Parallelized Barnes-Hut

A parallelized Barnes-Hut algorithm designed to run natively on a GPU using the CUDA framework. By shifting the workload away from the CPU, this implementation achieved over a 12x efficiency increase compared to traditional CPU-bound algorithms.

The core of this project heavily focused on fine-tuned concurrency control and strict GPU memory management, actively balancing between shared, local, and global memory to prevent bottlenecks.

Barnes-Hut Simulation

The Four-Kernel Pipeline

To maximize throughput, the engine dispatches four distinct kernels per frame, capable of generating 30 frames of 12,000 bodies in under a minute.
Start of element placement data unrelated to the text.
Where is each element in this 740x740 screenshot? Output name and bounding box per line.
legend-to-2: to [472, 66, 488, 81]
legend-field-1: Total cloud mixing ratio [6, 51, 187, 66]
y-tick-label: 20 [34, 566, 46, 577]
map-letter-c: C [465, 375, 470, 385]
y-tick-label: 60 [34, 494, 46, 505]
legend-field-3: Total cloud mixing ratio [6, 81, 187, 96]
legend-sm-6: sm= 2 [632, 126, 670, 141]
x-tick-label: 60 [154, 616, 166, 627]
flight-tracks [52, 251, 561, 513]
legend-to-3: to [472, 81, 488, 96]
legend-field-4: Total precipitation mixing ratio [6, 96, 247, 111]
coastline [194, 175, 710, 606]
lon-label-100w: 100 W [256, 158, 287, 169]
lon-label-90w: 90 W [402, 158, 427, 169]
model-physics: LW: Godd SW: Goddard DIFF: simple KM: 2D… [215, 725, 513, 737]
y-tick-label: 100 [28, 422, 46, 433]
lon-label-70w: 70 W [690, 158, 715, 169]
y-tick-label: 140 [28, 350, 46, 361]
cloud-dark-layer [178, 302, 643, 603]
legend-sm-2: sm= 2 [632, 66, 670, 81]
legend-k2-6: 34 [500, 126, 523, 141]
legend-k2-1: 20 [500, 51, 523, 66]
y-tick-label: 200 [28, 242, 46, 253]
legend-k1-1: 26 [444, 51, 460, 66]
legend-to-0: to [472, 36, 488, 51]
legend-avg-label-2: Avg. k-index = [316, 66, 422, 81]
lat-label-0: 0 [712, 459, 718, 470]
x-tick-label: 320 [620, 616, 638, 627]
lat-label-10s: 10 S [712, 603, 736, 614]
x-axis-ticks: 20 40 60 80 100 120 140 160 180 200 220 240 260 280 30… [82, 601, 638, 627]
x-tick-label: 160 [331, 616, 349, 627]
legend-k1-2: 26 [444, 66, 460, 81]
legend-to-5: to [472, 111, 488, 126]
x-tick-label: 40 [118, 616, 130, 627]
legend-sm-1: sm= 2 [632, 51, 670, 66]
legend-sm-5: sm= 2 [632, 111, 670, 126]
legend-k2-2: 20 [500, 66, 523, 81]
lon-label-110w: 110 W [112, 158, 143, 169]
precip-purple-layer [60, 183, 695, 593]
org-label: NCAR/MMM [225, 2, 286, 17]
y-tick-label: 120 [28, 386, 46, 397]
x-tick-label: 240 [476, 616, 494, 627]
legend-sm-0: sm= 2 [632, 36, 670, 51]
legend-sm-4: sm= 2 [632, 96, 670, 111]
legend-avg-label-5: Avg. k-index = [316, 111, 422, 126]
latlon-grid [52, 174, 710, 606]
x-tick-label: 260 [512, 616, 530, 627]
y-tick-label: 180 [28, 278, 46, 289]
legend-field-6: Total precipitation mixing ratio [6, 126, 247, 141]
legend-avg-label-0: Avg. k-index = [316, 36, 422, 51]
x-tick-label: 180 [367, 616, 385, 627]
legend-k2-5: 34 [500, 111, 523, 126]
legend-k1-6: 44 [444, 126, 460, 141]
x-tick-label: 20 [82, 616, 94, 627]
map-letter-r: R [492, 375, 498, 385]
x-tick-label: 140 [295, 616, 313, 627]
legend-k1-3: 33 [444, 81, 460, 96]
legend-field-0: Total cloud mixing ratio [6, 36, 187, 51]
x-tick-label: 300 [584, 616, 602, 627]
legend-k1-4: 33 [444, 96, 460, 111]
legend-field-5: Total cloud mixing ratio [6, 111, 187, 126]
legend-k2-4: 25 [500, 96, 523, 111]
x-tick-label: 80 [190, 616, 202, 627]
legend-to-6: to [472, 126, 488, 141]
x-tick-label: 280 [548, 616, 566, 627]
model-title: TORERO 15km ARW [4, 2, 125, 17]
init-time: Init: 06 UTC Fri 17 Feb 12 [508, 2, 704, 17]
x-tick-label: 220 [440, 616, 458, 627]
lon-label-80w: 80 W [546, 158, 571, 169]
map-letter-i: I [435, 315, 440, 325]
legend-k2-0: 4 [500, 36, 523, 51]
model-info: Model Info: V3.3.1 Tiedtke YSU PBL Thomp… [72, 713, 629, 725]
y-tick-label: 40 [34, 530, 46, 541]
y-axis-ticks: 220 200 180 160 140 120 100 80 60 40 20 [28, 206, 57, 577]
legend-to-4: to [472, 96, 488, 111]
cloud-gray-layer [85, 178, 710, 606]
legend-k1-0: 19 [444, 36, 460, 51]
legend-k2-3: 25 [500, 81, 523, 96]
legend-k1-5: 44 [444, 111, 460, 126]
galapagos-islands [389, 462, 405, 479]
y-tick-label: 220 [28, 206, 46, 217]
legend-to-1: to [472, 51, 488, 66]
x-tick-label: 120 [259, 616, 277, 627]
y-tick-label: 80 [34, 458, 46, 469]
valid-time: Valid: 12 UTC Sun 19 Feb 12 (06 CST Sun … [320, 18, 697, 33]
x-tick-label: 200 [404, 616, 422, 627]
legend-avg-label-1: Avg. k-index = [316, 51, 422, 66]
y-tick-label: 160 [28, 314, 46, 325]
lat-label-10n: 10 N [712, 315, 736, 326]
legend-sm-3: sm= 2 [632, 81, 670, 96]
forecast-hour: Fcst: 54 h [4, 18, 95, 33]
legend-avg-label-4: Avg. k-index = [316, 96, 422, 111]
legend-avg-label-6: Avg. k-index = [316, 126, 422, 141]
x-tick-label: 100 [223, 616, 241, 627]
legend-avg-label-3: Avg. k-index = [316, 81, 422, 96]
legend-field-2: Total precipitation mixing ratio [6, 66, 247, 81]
The general execution pipeline is:

  • Kernel 1: Filter out and combine overlapping stars to clamp the maximum tree depth.
  • Kernel 2: Traverse and find the maximum depth of the newly filtered tree.
  • CPU Step: Allocate a linear array in memory for the found tree depth.
  • Kernel 3: Populate the allocated Barnes-Hut Tree (BHT) with each node.
  • Kernel 4: Compute the updated positions and velocities of the stars.
Kernel Dispatch Runtimes

Encountered Issues

I hit a slight snag during development: without a local CUDA-enabled GPU, I had to compile and run everything through Google Colab. This created a massive roadblock for real-time visualization.

To verify the physics and visualize the data, I introduced an additional CPU-bound step at the end of each frame that serialized and saved the positional data, allowing me to render the final results offline.